L’Observatoire de la Dépense Publique (ODEP) alerte sur les risques d’une gouvernance institutionnellement bancale dans le cadre du partenariat stratégique entre la République Démocratique du Congo et les États-Unis, axé sur les minerais critiques et le développement économique. Dans un communiqué officiel publié ce mardi 17 juin 2025, dont MINES.CD a consulté une copie, l’organisation dénonce une série d’irrégularités dans le pilotage de ce projet d’envergure nationale.
Un pilotage contesté depuis la Présidence
Si l’ODEP salue les efforts diplomatiques déployés par le Président Félix Tshisekedi et la Ministre d’État en charge des Affaires étrangères Thérèse Kayikwamba, elle fustige toutefois la décision d’installer la cellule de suivi du partenariat au sein de la Présidence de la République. Selon l’organisation, ce choix constitue une violation des principes de bonne gouvernance administrative.
« Un projet d’une telle importance aurait dû être piloté par la Primature, conformément à l’article 91 de la Constitution, qui confère au Gouvernement la responsabilité de conduire la politique nationale », souligne le communiqué.
Plusieurs ministères directement concernés – Mines, Plan, Finances, Économie, Commerce, Industrie, Budget et Portefeuille – seraient exclus du dispositif actuel, une situation que l’ODEP qualifie d’« entorse institutionnelle ».
Des nominations opaques et partisanes
Autre sujet d’inquiétude : la composition de cette cellule présidentielle. L’ODEP dénonce le caractère partisan des nominations, effectuées sans appel public à candidatures ni critères transparents de sélection. Les postes de coordination seraient attribués à des proches du cercle présidentiel, dans un climat marqué par le favoritisme et le cumul de fonctions.

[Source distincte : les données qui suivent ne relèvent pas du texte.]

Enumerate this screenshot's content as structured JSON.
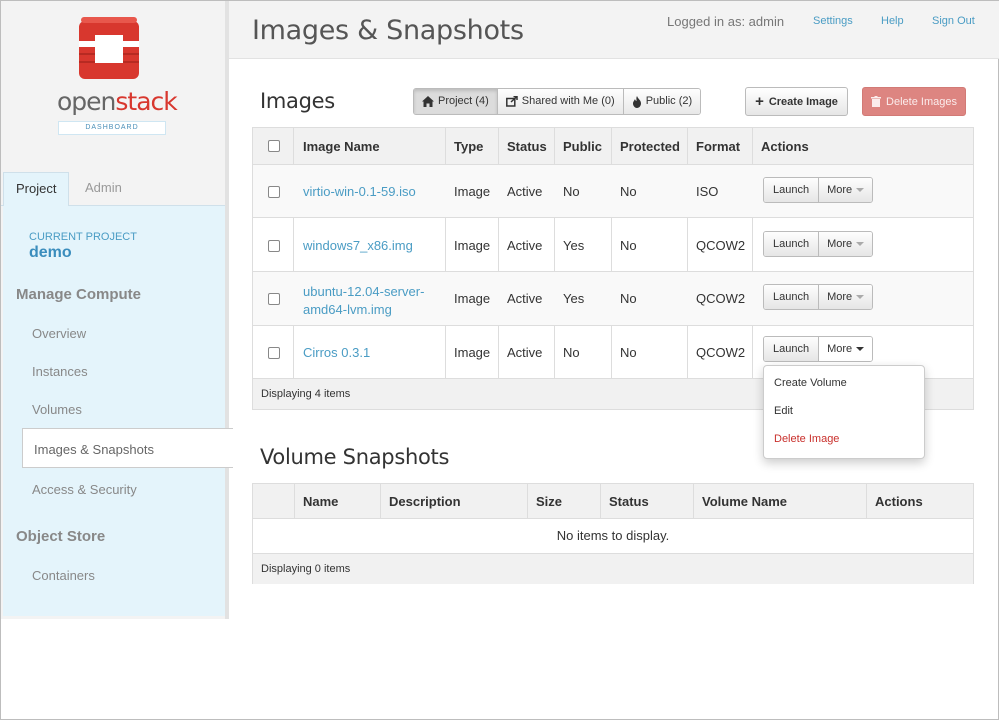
{
  "brand": {
    "word_left": "open",
    "word_right": "stack",
    "badge": "DASHBOARD"
  },
  "sidebar": {
    "tabs": [
      {
        "label": "Project",
        "active": true
      },
      {
        "label": "Admin",
        "active": false
      }
    ],
    "current_project_label": "CURRENT PROJECT",
    "current_project": "demo",
    "sections": [
      {
        "title": "Manage Compute",
        "items": [
          "Overview",
          "Instances",
          "Volumes",
          "Images & Snapshots",
          "Access & Security"
        ]
      },
      {
        "title": "Object Store",
        "items": [
          "Containers"
        ]
      }
    ],
    "active_item": "Images & Snapshots"
  },
  "header": {
    "title": "Images & Snapshots",
    "user_info": "Logged in as: admin",
    "links": [
      "Settings",
      "Help",
      "Sign Out"
    ]
  },
  "images": {
    "title": "Images",
    "filters": [
      {
        "label": "Project (4)",
        "icon": "home-icon",
        "active": true
      },
      {
        "label": "Shared with Me (0)",
        "icon": "share-icon",
        "active": false
      },
      {
        "label": "Public (2)",
        "icon": "fire-icon",
        "active": false
      }
    ],
    "create_label": "Create Image",
    "delete_label": "Delete Images",
    "columns": [
      "Image Name",
      "Type",
      "Status",
      "Public",
      "Protected",
      "Format",
      "Actions"
    ],
    "rows": [
      {
        "name": "virtio-win-0.1-59.iso",
        "name2": "",
        "type": "Image",
        "status": "Active",
        "public": "No",
        "protected": "No",
        "format": "ISO"
      },
      {
        "name": "windows7_x86.img",
        "name2": "",
        "type": "Image",
        "status": "Active",
        "public": "Yes",
        "protected": "No",
        "format": "QCOW2"
      },
      {
        "name": "ubuntu-12.04-server-",
        "name2": "amd64-lvm.img",
        "type": "Image",
        "status": "Active",
        "public": "Yes",
        "protected": "No",
        "format": "QCOW2"
      },
      {
        "name": "Cirros 0.3.1",
        "name2": "",
        "type": "Image",
        "status": "Active",
        "public": "No",
        "protected": "No",
        "format": "QCOW2"
      }
    ],
    "launch_label": "Launch",
    "more_label": "More",
    "footer": "Displaying 4 items",
    "dropdown": [
      "Create Volume",
      "Edit",
      "Delete Image"
    ]
  },
  "snapshots": {
    "title": "Volume Snapshots",
    "columns": [
      "Name",
      "Description",
      "Size",
      "Status",
      "Volume Name",
      "Actions"
    ],
    "empty": "No items to display.",
    "footer": "Displaying 0 items"
  },
  "colors": {
    "accent": "#4a9cc4",
    "danger_button": "#dd8581",
    "sidebar_panel": "#e4f4fb",
    "logo_red": "#d8372e"
  }
}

L’organisation s’alarme aussi de la supervision de cette cellule par le Directeur de Cabinet du Chef de l’État, qui se retrouverait de facto au-dessus de la Ministre des Affaires étrangères, créant ainsi une confusion hiérarchique inédite et contraire à l’éthique institutionnelle.
Le spectre de SICOMINES
L’ODEP n’hésite pas à faire le parallèle avec le très controversé contrat SICOMINES, signé entre la RDC et la Chine.
« En 18 ans, la Chine a tiré 17 milliards de dollars de ce partenariat, contre seulement 350 millions pour la RDC », rappelle l’organisation, en appelant à éviter la reproduction d’un tel déséquilibre.
Appel à un sursaut national et un Dialogue Inclusif
Au-delà des critiques, l’ODEP propose une série de mesures concrètes pour redresser la gouvernance du partenariat :
Le transfert de la cellule de suivi à la Primature ;
La recomposition de l’équipe en charge du projet, avec des experts reconnus issus des ministères sectoriels, du monde académique et du secteur minier ;
La publication d’un document de cadrage, fixant les objectifs, les mécanismes de suivi et les modalités de gouvernance.
Enfin, l’organisation réitère son appel à la tenue d’un Dialogue National Inclusif, estimant que seules des solutions venues de l’intérieur permettront de poser les bases d’un véritable pacte républicain.
« Les réponses aux crises congolaises ne viendront pas de l’étranger, mais d’un sursaut de conscience nationale », conclut l’ODEP.